El servicio dio un paso importante al elevar a la Fiscalía los antecedentes de la firma Ecomhill SpA, que opera bajo marcas como Easywalk y Giuliani Moda. Tras recibir más de 500 reclamos que denotan un patrón de engaño sistemático, la autoridad busca que se persigan delitos de estafa y apropiación indebida en un mercado que prometía moda italiana y descuentos agresivos.
Lo que comenzó como una fiscalización rutinaria por infracciones a la Ley del Consumidor terminó cruzando la frontera del derecho penal. El Servicio Nacional del Consumidor (Sernac) remitió formalmente los antecedentes de la empresa Ecomhill Sociedad de Inversiones SpA, conocida en el mundo digital bajo el nombre de fantasía Lorentina Chile, ante el Ministerio Público. El objetivo es que la justicia investigue la existencia de un eventual delito de estafa y otros engaños que habrían afectado a cientos de compradoras en el último año.
La historia de esta persecución judicial se sustenta en un volumen de quejas que el organismo calificó como “inusual”. Entre 2025 y 2026, la entidad acumuló 540 reclamos contra este grupo económico, que no solo opera a través de lorentinachile.com, sino que también controla los portales easywalk.cl y giulianimoda.cl. Mientras el primero se especializa en calzado, el segundo se presenta como una vitrina de vestuario y sastrería de “estilo italiano”, atrayendo a las usuarias con catálogos de accesorios y ofertas que llegaban al 70% de descuento.
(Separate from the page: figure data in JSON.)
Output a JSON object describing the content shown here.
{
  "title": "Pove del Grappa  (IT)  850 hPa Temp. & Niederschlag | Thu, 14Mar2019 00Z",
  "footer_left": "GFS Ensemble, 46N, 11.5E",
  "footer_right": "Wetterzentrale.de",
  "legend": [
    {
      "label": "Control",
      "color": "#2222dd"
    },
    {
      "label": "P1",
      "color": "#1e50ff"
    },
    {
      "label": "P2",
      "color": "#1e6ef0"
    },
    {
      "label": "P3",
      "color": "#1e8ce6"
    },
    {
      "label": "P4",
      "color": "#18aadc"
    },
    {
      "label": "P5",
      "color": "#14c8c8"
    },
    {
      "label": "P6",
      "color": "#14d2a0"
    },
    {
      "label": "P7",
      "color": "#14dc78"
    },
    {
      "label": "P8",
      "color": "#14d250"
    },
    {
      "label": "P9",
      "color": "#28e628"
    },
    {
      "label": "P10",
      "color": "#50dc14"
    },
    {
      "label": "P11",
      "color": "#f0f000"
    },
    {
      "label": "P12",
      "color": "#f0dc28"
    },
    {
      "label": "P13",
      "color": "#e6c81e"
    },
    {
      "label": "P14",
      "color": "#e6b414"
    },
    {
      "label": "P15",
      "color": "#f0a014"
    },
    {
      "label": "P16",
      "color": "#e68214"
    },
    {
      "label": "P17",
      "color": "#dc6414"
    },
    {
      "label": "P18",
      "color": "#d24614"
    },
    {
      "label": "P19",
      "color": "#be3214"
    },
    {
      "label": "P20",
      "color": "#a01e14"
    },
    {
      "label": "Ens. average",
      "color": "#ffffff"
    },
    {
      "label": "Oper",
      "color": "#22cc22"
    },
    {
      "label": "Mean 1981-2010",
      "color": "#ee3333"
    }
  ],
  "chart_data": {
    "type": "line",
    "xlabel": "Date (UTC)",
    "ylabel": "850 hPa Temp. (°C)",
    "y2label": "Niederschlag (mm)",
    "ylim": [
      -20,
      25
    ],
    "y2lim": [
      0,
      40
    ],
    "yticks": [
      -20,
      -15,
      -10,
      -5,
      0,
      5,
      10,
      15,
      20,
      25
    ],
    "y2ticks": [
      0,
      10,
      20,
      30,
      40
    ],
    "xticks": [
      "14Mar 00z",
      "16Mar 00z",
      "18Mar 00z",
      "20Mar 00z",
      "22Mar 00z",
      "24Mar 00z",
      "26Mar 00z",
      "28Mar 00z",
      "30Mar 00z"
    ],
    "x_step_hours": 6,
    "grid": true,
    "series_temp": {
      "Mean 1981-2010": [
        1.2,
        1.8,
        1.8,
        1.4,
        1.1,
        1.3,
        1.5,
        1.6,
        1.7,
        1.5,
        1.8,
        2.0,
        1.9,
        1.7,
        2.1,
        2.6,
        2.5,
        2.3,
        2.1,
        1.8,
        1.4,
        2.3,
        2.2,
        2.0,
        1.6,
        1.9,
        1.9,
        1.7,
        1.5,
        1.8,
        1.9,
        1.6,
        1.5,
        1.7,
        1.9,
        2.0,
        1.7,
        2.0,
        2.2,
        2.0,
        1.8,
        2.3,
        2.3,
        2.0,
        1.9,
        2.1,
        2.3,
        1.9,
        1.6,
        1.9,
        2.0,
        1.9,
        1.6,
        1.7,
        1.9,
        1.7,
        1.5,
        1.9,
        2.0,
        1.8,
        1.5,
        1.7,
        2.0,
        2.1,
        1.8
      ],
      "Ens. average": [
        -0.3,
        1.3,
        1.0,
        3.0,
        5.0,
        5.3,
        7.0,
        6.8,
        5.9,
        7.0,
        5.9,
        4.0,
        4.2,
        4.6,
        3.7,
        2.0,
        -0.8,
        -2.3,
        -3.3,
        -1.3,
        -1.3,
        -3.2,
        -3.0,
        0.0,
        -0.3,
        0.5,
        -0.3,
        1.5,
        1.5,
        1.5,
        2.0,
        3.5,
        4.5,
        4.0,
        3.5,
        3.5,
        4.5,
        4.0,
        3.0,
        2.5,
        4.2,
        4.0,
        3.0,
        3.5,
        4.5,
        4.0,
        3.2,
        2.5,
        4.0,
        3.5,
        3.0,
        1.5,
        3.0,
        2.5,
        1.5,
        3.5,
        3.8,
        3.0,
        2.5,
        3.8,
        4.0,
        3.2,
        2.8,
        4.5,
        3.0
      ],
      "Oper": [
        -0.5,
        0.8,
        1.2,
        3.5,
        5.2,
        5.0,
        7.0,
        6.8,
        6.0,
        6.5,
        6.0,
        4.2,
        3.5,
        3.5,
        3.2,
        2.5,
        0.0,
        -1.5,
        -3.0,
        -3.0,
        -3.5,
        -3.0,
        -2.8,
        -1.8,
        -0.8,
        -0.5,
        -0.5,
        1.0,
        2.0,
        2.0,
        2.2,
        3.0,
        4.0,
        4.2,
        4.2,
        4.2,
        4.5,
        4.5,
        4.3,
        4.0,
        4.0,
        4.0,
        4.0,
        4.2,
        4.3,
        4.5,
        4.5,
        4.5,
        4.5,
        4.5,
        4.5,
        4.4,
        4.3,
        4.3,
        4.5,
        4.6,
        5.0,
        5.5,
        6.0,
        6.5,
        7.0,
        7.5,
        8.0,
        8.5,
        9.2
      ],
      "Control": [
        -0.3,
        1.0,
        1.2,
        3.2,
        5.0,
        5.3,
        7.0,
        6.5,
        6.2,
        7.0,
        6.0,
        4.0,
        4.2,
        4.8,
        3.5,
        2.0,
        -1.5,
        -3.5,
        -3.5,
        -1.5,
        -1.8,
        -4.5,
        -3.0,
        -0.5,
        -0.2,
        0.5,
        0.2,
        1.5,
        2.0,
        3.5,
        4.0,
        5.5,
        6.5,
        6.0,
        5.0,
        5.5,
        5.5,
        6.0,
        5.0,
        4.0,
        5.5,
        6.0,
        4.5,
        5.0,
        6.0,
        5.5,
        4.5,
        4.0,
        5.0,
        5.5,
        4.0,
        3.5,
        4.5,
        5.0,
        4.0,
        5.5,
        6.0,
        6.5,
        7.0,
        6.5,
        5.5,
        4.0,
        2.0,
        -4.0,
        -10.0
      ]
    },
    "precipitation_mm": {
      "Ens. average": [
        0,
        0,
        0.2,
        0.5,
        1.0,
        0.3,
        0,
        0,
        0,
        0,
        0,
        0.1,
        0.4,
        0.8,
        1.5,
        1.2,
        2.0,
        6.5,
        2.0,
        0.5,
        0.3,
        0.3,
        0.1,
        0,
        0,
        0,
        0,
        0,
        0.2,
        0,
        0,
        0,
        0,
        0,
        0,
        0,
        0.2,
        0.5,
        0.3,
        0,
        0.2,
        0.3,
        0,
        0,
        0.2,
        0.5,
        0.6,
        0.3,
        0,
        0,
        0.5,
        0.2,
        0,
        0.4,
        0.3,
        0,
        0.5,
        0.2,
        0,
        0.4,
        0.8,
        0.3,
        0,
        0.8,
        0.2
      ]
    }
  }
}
Un patrón de conducta bajo sospecha
De acuerdo con el análisis del Sernac, las denuncias de las consumidoras revelan una secuencia de hechos que excede la mera negligencia administrativa. El relato de las afectadas coincide en puntos críticos: pagos realizados en línea por productos que nunca llegaron, retrasos injustificados en los despachos y, en los casos donde sí hubo entrega, discrepancias significativas entre lo que se publicitaba en la web y lo que finalmente recibían.
A esto se suma un componente que para el ente fiscalizador es clave para configurar el dolo: la inexistencia de canales de contacto. Las usuarias reportaron que, tras concretar la compra y detectar la falta de stock o el retraso, la empresa simplemente desaparecía, dejando a las víctimas sin respuestas ni soluciones. Para el organismo, la persistencia de estos incumplimientos y la falta de corrección por parte del proveedor sugieren un patrón que calza con los artículos 468 y 470 del Código Penal, referidos a la estafa y la apropiación indebida.
El salto a la persecución criminal
La decisión de involucrar a la Fiscalía no es aislada. Se enmarca en un convenio de colaboración vigente entre el Sernac y el Ministerio Público, diseñado precisamente para detectar casos donde los abusos de consumo se transforman en ilícitos penales. En este escenario, la autoridad administrativa determinó que los hechos analizados “desbordan la esfera del derecho del consumo”, obligando a una persecución penal más eficaz para proteger a los ciudadanos frente a estructuras de engaño digital.
Mientras la carpeta investigativa avanza en manos de los fiscales, el caso Lorentina Chile se perfila como un precedente relevante sobre los límites del comercio electrónico en el país. Por ahora, el Sernac mantiene abiertos sus canales de alerta para que nuevas afectadas se sumen a los antecedentes que ya posee la justicia, en un proceso que busca no solo la sanción administrativa, sino también la responsabilidad criminal de quienes están detrás de la Sociedad de Inversiones Ecomhill.